Citable Link (URL):http://resolver.sub.uni-goettingen.de/purl?gs-1/15406
BACKGROUND: Domestication has led to substantial phenotypic and genetic variation in domestic animals. In pigs, the size of so called minipigs differs by one order of magnitude compared to breeds of large body size. We used biallelic SNPs identified from re-sequencing data to compare various publicly available wild and domestic populations against two minipig breeds to gain better understanding of the genetic background of the extensive body size variation. We combined two complementary measures, expected heterozygosity and the composite likelihood ratio test implemented in "SweepFinder", to identify signatures of selection in Minipigs. We intersected these sweep regions with a measure of differentiation, namely FST, to remove regions of low variation across pigs. An extraordinary large sweep between 52 and 61 Mb on chromosome X was separately analyzed based on SNP-array data of F2 individuals from a cross of Goettingen Minipigs and large pigs. RESULTS: Selective sweep analysis identified putative sweep regions for growth and subsequent gene annotation provided a comprehensive set of putative candidate genes. A long swept haplotype on chromosome X, descending from the Goettingen Minipig founders was associated with a reduction of adult body length by 3% in F2 cross-breds. CONCLUSION: The resulting set of genes in putative sweep regions implies that the genetic background of body size variation in pigs is polygenic rather than mono- or oligogenic.

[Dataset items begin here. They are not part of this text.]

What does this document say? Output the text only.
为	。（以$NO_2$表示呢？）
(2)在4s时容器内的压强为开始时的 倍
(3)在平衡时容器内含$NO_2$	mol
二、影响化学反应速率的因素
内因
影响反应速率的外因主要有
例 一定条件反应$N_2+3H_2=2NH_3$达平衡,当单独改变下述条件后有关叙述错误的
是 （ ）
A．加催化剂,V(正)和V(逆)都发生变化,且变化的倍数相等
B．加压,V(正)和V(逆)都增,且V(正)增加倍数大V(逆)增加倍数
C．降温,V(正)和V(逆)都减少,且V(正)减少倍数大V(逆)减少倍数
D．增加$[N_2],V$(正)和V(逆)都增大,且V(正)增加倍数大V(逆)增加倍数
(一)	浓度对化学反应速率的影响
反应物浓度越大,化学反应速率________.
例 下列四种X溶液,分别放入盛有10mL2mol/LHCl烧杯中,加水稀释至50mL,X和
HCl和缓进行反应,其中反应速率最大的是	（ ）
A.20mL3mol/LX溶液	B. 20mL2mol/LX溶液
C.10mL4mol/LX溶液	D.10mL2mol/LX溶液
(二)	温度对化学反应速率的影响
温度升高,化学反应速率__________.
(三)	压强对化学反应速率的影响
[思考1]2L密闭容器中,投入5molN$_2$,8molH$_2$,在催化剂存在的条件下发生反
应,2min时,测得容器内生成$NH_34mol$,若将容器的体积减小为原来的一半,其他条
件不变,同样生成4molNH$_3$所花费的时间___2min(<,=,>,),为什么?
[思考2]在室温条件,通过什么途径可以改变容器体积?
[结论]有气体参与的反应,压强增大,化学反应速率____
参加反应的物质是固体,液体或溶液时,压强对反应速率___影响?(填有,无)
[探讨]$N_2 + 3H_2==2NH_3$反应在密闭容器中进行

Identified genes suggest alterations in metabolic functions and a possible insulin resistance to contribute to miniaturization. A size QTL located within the sweep on chromosome X, with an estimated effect of 3% on body length, is comparable to the largest known in pigs or other species. The androgen receptor AR, previously known to influence pig performance and carcass traits, is the most obvious potential candidate gene within this region.